If the fixing rate is 80% or more, it can be said that there is no practical problem. (3) Presence or absence of fixing offset: After transporting and fixing 10,000 A4 images having a 5 mm wide solid band image in the vertical direction with respect to the transport direction by longitudinal feeding, and then halftone having a width of 20 mm perpendicular to the transport direction. An A4 image having an image is transported continuously in a transverse direction for 10,000 sheets and temporarily stopped. After stopping the machine overnight, start the machine again,
The presence or absence of dirt on the image due to the fixing offset phenomenon occurring on the first sheet and the state of dirt on the pad were visually evaluated. The evaluation criteria are as follows. Evaluation rank Rank A: There is no dirt on the image, and the pad has almost no dirt. Rank B: There is no dirt on the image, but dirt is accumulated on the pad. Rank C: Extreme on the image Minor stains occur (no problem in practical use). Rank D: Minor stains occur in the image (there is a problem in practical use). Rank E: Stain on the image, which is not suitable for practical use.

[0148]

[Table 1]

It can be seen that Examples 1 to 4 in the present invention have good characteristics, whereas Comparative Examples 1 to 3 other than the present invention have problems in fixing offset and characteristics after long-term use.

[0150]

According to the present invention, it is possible to provide a toner for developing an electrostatic charge image, which is excellent in offset resistance at the time of heat fixing and can stably form a high-quality visible image for a long period of time, and a method for producing the same. I can do it.

 ──────────────────────────────────────────────────続 き Continuing on the front page (72) Inventor Makoto Kono 2970 Ishikawa-cho, Hachioji-shi, Tokyo Konica Co., Ltd.
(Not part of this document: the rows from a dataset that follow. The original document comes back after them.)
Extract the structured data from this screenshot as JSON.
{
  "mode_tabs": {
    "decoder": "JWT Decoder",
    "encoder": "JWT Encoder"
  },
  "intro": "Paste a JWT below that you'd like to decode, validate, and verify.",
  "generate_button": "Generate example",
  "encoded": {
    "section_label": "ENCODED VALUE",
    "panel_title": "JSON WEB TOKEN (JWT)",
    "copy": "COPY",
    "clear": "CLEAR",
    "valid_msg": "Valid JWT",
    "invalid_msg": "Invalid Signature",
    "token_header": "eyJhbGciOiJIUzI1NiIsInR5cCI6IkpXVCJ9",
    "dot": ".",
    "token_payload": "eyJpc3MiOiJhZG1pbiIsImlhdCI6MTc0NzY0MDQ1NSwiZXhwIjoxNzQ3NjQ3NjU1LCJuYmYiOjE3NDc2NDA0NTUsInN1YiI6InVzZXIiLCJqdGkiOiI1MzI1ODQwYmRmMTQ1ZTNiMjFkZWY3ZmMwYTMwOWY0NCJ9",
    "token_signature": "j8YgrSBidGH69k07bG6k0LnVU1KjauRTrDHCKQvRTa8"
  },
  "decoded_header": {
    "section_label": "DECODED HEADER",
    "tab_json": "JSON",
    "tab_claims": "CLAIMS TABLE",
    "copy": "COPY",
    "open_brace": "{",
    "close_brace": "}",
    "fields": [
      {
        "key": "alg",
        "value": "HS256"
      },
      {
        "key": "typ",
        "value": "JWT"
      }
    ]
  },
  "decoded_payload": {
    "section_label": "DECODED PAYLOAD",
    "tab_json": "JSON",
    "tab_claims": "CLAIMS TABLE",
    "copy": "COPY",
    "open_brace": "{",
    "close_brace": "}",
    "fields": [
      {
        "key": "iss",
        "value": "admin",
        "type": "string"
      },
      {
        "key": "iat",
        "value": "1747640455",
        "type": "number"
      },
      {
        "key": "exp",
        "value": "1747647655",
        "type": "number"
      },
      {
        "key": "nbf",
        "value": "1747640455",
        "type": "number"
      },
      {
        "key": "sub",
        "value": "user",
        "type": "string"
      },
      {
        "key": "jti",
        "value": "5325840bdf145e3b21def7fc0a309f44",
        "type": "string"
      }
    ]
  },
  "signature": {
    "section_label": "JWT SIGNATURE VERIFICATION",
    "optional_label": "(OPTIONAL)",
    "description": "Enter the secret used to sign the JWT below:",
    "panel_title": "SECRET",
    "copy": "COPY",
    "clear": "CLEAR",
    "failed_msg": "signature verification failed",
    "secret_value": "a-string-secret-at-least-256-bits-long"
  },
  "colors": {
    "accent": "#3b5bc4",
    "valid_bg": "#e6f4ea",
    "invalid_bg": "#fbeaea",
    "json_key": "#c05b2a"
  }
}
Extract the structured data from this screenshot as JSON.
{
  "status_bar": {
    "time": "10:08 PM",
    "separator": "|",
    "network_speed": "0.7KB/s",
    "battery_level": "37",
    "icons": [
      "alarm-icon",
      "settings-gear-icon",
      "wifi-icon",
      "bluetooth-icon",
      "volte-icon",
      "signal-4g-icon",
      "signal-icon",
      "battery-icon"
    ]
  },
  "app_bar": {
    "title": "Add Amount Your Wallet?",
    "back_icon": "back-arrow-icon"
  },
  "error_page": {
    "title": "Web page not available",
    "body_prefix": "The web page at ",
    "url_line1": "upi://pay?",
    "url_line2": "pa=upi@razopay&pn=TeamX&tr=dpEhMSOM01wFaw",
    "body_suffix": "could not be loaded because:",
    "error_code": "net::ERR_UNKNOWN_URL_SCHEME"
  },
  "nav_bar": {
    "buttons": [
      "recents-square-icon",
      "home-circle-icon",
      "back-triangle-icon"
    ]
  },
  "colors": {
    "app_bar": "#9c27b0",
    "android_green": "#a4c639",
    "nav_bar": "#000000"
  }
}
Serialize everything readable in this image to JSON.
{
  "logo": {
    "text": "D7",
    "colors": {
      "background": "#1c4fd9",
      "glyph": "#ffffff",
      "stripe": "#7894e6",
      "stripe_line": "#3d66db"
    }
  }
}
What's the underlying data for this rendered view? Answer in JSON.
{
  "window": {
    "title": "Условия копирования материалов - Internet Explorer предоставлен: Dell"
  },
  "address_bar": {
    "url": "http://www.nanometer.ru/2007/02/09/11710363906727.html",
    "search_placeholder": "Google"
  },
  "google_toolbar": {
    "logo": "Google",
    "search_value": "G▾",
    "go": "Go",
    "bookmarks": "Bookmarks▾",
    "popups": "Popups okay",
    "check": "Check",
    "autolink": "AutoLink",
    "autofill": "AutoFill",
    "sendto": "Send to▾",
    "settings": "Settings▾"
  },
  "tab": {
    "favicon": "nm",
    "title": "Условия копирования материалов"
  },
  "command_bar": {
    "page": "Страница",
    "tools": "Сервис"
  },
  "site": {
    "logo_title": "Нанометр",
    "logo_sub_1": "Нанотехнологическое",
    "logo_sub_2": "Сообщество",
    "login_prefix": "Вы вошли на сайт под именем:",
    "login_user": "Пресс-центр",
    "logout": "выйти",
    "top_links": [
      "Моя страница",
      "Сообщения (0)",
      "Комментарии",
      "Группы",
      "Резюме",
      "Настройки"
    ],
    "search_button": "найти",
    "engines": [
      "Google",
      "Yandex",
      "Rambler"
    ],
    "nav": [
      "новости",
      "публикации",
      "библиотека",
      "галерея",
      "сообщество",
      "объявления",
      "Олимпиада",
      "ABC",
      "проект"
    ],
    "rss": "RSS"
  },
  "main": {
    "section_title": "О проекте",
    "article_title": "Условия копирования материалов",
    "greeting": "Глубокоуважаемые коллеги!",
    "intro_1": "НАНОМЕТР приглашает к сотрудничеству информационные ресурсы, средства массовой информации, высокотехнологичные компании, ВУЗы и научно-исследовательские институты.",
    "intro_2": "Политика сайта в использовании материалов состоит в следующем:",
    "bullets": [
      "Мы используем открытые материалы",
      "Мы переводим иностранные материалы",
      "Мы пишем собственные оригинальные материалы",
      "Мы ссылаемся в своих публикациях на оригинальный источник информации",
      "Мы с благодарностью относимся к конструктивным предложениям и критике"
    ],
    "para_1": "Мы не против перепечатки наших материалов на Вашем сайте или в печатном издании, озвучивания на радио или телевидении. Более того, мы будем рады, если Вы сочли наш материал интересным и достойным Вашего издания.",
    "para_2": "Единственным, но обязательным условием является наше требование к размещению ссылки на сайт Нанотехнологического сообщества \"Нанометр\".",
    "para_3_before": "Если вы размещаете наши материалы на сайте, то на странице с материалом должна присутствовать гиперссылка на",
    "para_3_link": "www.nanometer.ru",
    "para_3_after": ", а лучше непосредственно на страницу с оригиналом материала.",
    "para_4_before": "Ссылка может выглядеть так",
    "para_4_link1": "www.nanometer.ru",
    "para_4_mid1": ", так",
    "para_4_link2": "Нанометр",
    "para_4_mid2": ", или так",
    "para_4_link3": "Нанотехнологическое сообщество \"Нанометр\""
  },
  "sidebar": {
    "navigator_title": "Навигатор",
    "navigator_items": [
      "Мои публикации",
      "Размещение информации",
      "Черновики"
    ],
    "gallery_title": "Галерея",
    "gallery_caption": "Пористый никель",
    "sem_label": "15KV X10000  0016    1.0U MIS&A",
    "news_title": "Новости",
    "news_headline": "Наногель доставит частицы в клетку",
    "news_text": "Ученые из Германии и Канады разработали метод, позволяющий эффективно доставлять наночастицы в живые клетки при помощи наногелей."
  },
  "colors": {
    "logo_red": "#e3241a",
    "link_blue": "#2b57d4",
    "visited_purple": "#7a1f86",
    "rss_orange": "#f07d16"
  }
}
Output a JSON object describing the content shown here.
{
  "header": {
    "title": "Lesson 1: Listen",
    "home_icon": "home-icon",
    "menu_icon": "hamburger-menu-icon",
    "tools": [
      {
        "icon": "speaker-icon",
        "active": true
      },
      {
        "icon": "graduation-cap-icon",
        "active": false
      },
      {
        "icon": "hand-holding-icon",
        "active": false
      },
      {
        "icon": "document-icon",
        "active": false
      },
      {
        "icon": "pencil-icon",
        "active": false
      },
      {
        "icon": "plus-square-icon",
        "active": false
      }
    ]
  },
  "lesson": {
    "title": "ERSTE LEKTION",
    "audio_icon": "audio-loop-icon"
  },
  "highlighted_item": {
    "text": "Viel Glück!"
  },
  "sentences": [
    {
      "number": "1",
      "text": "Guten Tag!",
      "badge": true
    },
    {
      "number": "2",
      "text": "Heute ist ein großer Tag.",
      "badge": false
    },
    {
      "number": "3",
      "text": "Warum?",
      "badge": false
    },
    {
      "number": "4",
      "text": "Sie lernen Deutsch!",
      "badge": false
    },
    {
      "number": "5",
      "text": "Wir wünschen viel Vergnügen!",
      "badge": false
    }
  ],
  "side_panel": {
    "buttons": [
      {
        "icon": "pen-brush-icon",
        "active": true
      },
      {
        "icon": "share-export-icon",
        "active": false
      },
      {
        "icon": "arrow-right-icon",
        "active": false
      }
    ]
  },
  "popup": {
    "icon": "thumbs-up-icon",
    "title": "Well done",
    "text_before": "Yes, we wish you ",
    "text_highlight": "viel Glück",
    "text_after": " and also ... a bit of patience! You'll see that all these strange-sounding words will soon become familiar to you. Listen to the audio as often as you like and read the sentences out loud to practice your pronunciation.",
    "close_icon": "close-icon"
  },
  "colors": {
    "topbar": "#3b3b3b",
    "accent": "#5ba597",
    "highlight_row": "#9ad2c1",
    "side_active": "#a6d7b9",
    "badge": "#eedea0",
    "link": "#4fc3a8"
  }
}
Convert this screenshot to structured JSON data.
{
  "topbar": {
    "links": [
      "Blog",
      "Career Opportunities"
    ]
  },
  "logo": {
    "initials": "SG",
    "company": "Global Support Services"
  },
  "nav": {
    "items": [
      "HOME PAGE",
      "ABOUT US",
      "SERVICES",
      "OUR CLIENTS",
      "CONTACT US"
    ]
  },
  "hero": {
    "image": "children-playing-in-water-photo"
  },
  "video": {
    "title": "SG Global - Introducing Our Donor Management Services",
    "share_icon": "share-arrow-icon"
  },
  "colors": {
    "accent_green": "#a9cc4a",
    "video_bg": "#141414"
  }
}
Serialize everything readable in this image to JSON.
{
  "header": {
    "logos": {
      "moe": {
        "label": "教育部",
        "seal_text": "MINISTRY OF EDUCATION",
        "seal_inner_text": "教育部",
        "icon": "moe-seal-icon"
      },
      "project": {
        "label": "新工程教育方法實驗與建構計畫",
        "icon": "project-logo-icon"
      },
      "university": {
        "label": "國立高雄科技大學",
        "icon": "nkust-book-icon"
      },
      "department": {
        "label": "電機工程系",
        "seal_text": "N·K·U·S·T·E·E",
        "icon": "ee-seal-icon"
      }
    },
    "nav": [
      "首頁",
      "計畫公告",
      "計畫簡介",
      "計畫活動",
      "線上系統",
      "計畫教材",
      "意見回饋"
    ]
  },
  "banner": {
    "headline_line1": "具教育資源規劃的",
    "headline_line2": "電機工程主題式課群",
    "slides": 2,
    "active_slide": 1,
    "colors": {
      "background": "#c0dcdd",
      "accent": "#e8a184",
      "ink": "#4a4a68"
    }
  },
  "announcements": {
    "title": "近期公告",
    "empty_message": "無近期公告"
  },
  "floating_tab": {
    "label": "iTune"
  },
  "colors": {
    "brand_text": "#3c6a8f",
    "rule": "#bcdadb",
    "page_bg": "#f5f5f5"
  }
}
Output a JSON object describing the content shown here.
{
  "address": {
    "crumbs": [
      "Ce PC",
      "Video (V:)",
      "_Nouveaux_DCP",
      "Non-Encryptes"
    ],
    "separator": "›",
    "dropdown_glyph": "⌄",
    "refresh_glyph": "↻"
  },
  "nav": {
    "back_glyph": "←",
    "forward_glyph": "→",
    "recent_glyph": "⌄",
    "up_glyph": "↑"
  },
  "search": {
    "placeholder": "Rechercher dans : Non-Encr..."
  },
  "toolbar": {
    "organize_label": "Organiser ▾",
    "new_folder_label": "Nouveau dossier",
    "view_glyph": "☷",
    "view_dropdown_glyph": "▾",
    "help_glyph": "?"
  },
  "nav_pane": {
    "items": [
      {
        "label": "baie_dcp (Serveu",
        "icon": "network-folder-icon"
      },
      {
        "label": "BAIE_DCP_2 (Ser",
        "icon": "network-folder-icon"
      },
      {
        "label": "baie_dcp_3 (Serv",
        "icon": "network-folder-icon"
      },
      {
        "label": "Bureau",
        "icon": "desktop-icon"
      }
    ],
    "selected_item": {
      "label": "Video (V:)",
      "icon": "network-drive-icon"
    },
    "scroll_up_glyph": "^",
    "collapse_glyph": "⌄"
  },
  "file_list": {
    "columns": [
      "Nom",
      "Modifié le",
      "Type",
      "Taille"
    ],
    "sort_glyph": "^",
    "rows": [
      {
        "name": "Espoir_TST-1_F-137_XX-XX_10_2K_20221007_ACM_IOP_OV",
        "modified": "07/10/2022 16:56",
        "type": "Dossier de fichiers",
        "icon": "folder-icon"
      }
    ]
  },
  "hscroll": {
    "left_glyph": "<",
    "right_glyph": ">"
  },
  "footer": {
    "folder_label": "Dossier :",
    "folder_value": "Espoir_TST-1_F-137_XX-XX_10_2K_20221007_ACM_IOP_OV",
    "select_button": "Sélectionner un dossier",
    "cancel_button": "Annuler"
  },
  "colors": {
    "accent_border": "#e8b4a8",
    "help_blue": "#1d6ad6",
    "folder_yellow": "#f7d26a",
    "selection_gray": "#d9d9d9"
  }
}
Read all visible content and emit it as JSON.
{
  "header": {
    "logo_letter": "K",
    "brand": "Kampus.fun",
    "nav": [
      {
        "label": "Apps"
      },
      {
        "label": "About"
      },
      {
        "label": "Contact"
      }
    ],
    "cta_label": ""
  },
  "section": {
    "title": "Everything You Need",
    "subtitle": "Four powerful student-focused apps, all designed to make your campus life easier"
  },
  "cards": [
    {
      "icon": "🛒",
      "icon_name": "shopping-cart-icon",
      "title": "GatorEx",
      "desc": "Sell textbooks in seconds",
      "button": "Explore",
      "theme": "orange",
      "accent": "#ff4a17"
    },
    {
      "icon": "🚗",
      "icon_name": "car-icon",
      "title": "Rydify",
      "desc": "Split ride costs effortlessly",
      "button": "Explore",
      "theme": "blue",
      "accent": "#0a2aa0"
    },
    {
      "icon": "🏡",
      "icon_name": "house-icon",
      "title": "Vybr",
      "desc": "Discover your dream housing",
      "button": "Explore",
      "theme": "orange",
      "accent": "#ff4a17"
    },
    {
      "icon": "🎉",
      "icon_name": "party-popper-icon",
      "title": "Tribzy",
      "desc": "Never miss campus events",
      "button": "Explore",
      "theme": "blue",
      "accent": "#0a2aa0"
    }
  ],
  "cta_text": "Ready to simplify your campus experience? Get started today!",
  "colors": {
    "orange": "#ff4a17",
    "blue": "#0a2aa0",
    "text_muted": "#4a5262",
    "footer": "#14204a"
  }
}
F-term (reference) 2H005 AA01 AA06 AB03 CA13 CA14 DA06 EA03 EA06

Claims (2)

[Claims] 1. A toner for developing an electrostatic charge image obtained by salting out / fusing at least resin particles, colorant particles and release agent particles, wherein the resin has a molecular weight distribution of at least 1,500 measured by GPC. Low molecular weight component having a peak or shoulder in the range of 50,000 to 50,000
It consists of a high molecular weight component having a peak or shoulder in the range of 000, and the release agent is 70 to 10 by DSC.
A toner for developing an electrostatic image, having a peak in a region at 0 ° C. 2. A method for producing a toner for developing an electrostatic image by salting out / fusing at least resin particles, colorant particles and release agent particles, wherein the resin particles have at least a molecular weight distribution measured by GPC. A resin particle composed of a low molecular weight component having a peak or shoulder in the range of 1,500 to 20,000 and a resin particle composed of a high molecular weight component having a peak or shoulder in the range of 50,000 to 500,000, A method for producing a toner for developing an electrostatic charge image, which comprises salting out / fusing release agent particles having a peak in the range of 70 to 100 ° C. by DSC.